While Head Start is seen (and is in many ways) a very good program, the real life long term impact of Head Start over time is debatable as the early gains tend to vanish quickly once the child ages out of the program.

With respect to things like the Children’s Zone and similar programs it’s quite possible to get academic gains by adding enough social and economic supports that a child from distressed circumstances is effectively living a near middle class, or even upper middle class, existence "social capital’ wise. The problem is that doing this is incredibly expensive and is not sustainable or even possible over the long term under the vast majority of real world school budgets.

And to nitpick - these do not FIX bad parents, they instead make up for poor parenting. Head Start feeds kids when parents can’t or won’t for example. This is what I meant by the need to modify the education program for those students without the benefit of quality parenting.

Re the thread title

"In the end isn’t the reason for academic problems more poor & ignorant parents vs bad teachers?’

'More" obviously implies looking at relative weightings, not trying to pin singular blame.

With respect to your larger point are you seriously contending that teacher quality (however measured) is a more powerful predictive variable of a child’s academic success than their parent’s socioeconomic status and educational background?

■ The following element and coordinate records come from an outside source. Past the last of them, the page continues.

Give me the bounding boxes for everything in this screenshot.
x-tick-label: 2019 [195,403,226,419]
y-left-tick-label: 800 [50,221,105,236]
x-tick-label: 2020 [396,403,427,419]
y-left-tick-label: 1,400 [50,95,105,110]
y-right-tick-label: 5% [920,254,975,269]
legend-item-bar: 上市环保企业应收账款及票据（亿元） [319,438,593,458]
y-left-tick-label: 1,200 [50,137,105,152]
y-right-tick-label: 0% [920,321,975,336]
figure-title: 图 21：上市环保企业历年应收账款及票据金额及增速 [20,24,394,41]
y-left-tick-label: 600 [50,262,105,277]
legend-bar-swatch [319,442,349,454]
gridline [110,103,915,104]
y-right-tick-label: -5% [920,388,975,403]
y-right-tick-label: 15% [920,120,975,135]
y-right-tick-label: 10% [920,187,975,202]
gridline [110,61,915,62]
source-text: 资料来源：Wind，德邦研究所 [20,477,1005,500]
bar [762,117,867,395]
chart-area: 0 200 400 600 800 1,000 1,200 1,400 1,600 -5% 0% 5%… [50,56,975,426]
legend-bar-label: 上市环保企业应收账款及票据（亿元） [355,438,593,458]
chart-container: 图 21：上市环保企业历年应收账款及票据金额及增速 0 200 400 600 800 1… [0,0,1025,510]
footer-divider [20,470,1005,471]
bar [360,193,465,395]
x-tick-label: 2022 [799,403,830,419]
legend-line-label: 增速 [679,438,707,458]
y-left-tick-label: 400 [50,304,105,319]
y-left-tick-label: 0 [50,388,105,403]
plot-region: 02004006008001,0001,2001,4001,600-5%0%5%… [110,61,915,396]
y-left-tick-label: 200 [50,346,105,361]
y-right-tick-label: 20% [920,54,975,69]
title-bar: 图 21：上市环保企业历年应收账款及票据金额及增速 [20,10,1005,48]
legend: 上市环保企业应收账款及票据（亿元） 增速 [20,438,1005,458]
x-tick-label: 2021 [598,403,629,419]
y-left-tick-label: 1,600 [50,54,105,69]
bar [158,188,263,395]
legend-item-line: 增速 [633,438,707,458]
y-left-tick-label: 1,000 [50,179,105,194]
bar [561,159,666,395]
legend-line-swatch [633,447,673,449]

No one is claiming that all teachers are created equal. Any study of the type you cite had better hold the socioeconomic conditions of the students more or less constant. Thus, they would not say anything about the relative contribution of parents. I don’t know if anyone has done a study comparing schools with different levels of parental support, but it would hardly seem necessary.

Now, if you are claiming teachers are primarily responsible for outcomes, you must also claim that by some magic the good teachers migrate to school districts with lots of money and educated and involved parents, and that any such movement measured has nothing to do with parents (as voters) attracting teachers through higher pay and better working conditions. Is this what you are claiming?